Auto-Deleveraging (ADL): The Mechanism That Keeps the Market in Balance

In trading, there are things you see every day, and then there are mechanisms you barely notice, yet they’re the ones that keep the market from breaking under pressure.
Auto-Deleveraging (ADL) is one such mechanism, and it’s already available for futures trading on WhiteBIT.
It doesn’t affect your trading in normal conditions. But when the market becomes highly volatile, ADL steps in to maintain balance and prevent disorder.
Here’s how it works — and why it matters.
Manage futures risk during volatility with ADL
When Standard Liquidation isn’t Enough
To understand why ADL is needed, let’s look at liquidation.
When a position is liquidated, it must be closed as quickly as possible. In most cases, this happens through regular order execution in the order book. But problems arise when the position is large, and the market is moving fast.
If the entire volume is dumped into the order book at once, it can push the price even further.
As a result:
- the liquidated trader loses more than expected
- other participants get poor deal execution
- the system may face a liquidity shortfall
In other words, one liquidation can trigger a chain of new problems.
This is exactly when the standard mechanism becomes insufficient.
How ADL works
ADL appears as a solution to this problem.
Instead of aggressively closing a position through the market, the system distributes the process. It identifies other traders as counterparties and uses their positions to close the liquidation more smoothly.
However, there is an important point to understand: ADL does not work against random users.
The system follows a clear logic — it only selects positions that are already in profit. This means that if your position is profitable and leveraged, you could become part of this process.
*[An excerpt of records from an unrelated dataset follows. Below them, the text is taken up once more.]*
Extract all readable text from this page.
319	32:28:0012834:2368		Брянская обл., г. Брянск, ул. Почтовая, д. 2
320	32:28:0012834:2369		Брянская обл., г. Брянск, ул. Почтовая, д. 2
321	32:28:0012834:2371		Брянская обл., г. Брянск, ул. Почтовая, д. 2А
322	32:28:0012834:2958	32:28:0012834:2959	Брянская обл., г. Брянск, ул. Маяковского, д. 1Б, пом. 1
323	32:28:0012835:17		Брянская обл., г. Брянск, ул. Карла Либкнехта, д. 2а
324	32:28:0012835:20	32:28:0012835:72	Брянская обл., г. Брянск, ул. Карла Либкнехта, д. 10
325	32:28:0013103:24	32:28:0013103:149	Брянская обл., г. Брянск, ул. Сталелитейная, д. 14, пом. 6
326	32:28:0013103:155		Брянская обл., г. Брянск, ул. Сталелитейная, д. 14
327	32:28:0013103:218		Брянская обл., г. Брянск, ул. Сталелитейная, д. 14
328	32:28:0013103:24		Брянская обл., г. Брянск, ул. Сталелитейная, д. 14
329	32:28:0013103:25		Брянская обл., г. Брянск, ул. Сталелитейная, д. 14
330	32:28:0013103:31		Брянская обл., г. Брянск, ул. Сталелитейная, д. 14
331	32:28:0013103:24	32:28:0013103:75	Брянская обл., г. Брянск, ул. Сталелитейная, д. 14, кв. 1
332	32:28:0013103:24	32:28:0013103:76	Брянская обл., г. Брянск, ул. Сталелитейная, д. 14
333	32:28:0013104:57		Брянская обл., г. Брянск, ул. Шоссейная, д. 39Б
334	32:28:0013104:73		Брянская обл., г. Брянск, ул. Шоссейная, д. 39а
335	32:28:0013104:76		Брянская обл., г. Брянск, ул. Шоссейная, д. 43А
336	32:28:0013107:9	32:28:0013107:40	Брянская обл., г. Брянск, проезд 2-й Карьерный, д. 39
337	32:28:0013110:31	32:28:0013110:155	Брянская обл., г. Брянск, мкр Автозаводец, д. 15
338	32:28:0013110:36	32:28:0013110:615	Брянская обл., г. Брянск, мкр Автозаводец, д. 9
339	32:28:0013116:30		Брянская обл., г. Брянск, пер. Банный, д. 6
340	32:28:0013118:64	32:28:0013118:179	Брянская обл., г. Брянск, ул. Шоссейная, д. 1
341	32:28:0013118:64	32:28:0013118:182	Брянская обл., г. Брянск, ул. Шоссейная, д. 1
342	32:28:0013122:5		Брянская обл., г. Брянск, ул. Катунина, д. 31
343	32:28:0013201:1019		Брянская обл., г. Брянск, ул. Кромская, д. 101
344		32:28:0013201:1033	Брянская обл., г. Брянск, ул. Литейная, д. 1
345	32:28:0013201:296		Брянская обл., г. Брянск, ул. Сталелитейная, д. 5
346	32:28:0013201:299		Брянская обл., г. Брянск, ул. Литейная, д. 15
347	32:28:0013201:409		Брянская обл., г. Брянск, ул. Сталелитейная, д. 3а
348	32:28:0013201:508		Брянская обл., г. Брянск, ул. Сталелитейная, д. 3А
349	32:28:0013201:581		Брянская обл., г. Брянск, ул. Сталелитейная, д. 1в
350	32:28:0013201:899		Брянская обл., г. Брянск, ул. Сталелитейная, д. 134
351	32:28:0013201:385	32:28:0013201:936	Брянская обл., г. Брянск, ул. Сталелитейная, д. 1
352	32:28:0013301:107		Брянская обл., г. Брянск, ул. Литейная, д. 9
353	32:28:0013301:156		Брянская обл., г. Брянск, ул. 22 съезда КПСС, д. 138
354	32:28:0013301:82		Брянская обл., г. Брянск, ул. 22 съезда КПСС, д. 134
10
At the same time, losing positions are never involved. This is a core fairness principle: the system does not increase losses for those who are already losing. You can learn more about how the mechanism works in the Help Center article.
Why ADL is About Stability, not Risk
At first glance, ADL is an additional risk for traders. In reality, it’s the opposite.
Its main goal is to protect the market from scenarios where one large liquidation triggers a cascade of others.
Without ADL, sharp price movements could be even more extreme, and execution quality significantly worse. With ADL, the system gains a “buffer” that helps:
- reduce pressure on price
- avoid extreme slippage
- maintain balance between participants
In other words, it’s a mechanism designed not against traders, but for the stability of the environment in which you trade.
How to Know if It Can Affect You
Every position on the market has a conditional “ranking” based on its profitability and leverage. This forms the ADL Grade.
The higher this grade, the higher the probability that the position may be used if ADL is triggered.
However, there’s an important nuance — even a high grade doesn’t guarantee it will definitely happen.
ADL always depends on a combination of factors: liquidation events, volatility, and temporary liquidity constraints. Under normal conditions, it simply isn’t used.
What happens if ADL is triggered
If your position is selected, it may be partially or fully closed.
This happens at a specially calculated price based on market conditions and the parameters of the liquidated position. So this is not random execution — the process is highly controlled.
When ADL is triggered, you will receive a push notification and an email.
Importantly, since only profitable positions are involved, you won’t incur losses due to ADL. It only affects the timing or price at which your profit is realized.
Why This Mechanism Matters
ADL does not influence your decisions. It doesn’t change your strategy or interfere with normal trading. But it becomes critically important when the market turns unstable.
That’s when it helps reduce extreme price distortions, ensures fairer execution, and supports the overall system.
In essence, ADL is part of the infrastructure you don’t notice while everything works smoothly. But without it, the market would look very different — more chaotic and less predictable.